Twee ooggetuigen spreken zich uit over wat ze van de Keenenburg gezien hebben. De eerste is Lieve van Ollefen in 1793. Hij schrijft in ‘De Nederlandsche stad- en dorp-beschrijver, deel II (Delfland)’ het volgende: ‘Het tegenwoordige huis werd, na den jaare 1770, door eene allerzwaarste reparatie, meerendeels vernieuwd door wijlen den Wel. Ed. Geboren Heere W.H. van Steenbergen, heer van Kenenburg, enz. Naast tegen de huizinge is een zwaare vierkante toren aangebouwd; op ieder der vier hoeken staat een zwaare en tamelijke hooge spits uitgebouwd, waardoor het van verre kan gezien worden. Achter aan is nog een laage toren, met een leien spits. [Dit is het torentje dat in 1991-1992 voor een deel is gereconstrueerd.] De huizingen en torens zijn uitwendig eveneens gebleven als de ouden geweest zijn; alleenlijk zijn de glasen naar den hedendaagschen smaak veranderd.’
Een tweede ooggetuige kennen we alleen van de initialen L.J. Hij schreef een tekst in het blad ‘De Navorscher’ uit 1863 en vertelt dat hij in zijn jeugd meerdere malen in kasteel Keenenburg heeft gelogeerd. De auteur schrijft: ‘Het kasteel, omgeven van eene, aan de zijde van de trekvaart door Schipluiden, dubbele gracht en toegankelijk over eene steenen brug – voorheen ophaalbrug – stond op het tweede binnenste voorplein, aan welks naar de landzijde gekeerde hoeken lage ronde torentjes stonden, van omstreeks 8 of 10 voet middellijn, waaruit of waardoor de verdedigers zich verweerden. [Deze torentjes, die kijkgaten hadden, dateerden uit 1619.] De vierkante toren, het hoofdgebouw, had hoog gewelfde, maar niet diepe kelders (de landstreek is laag) en slechts twee zalen boven elkander. De rondgaande trans met kanteelen had aan de vier hoeken overdekte met vensters voorzien torentjes.
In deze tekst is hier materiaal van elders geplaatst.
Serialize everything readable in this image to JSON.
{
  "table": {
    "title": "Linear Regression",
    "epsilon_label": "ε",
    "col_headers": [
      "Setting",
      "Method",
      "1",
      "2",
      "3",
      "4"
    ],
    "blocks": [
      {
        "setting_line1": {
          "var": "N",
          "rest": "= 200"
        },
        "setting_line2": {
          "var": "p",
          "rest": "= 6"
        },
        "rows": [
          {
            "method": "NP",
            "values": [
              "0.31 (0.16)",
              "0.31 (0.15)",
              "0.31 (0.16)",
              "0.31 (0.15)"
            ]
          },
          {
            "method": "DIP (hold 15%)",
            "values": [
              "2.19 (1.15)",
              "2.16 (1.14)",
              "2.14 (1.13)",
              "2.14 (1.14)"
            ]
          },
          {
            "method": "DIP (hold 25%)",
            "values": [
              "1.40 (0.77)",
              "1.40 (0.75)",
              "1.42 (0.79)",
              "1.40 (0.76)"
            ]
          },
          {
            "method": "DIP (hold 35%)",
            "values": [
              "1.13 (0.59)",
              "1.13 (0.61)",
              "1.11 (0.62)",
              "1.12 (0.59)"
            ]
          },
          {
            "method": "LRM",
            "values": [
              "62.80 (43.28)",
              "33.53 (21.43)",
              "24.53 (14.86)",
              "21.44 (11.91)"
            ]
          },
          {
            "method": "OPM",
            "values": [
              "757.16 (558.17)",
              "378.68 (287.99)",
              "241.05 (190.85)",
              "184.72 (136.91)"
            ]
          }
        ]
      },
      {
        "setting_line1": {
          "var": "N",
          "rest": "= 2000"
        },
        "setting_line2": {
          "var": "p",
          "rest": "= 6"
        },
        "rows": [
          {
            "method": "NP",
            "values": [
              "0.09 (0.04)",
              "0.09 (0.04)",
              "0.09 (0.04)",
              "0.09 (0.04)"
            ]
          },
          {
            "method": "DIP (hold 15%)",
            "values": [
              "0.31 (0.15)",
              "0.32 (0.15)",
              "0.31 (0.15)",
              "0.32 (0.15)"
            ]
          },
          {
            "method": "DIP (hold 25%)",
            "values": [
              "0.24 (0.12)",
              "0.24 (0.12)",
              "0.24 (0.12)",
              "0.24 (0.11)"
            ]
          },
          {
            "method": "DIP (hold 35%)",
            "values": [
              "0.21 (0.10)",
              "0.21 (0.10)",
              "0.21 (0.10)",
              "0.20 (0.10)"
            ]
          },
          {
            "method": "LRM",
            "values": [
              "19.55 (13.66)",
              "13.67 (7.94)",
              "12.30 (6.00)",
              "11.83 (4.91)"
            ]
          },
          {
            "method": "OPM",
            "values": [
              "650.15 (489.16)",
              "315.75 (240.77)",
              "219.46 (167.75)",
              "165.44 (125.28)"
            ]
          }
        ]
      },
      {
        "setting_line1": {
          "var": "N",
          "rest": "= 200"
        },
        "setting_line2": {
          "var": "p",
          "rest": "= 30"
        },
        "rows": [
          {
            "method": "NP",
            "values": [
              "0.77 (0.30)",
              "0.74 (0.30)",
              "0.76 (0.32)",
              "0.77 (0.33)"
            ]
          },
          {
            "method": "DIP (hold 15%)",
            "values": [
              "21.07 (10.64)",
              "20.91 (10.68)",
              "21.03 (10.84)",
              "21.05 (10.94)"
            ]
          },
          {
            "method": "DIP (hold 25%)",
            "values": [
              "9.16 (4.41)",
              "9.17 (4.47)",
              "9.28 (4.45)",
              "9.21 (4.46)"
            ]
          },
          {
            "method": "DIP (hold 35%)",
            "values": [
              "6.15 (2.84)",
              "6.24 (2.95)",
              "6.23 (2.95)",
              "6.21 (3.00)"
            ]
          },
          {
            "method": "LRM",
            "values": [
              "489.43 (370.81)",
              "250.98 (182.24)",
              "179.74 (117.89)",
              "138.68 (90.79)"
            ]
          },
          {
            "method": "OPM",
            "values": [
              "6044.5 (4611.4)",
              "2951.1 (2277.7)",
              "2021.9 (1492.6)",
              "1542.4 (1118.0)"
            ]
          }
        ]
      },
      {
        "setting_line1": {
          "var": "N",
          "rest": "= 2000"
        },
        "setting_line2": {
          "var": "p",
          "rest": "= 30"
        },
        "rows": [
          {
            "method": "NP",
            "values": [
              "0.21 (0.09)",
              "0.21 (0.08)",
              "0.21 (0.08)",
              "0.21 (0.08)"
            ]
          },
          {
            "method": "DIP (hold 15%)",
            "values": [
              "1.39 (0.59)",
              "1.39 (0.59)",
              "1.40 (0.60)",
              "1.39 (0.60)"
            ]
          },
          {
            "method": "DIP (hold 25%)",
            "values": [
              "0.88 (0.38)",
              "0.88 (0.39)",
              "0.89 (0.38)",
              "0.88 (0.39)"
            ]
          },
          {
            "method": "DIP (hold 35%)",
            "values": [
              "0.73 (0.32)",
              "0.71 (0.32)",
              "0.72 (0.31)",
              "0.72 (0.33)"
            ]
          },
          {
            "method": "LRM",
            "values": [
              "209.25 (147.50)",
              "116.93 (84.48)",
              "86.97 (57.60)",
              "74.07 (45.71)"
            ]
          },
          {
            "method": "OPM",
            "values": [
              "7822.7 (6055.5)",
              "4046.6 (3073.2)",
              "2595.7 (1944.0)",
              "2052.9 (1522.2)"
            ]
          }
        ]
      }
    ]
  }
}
Het jongere aan den toren aangebouwde en, naar den stijl te oordelen, omstreeks het begin der XVIIIde eeuw [Dit moet begin 17e eeuw zijn] vergroote woonverblijf besloeg in mijn tijd de breedte van het pleine en bevatte eene dubbele rij van kamer, in twee verdiepingen, en eene ruime vestibule.’
Auteur Jacques Moerman.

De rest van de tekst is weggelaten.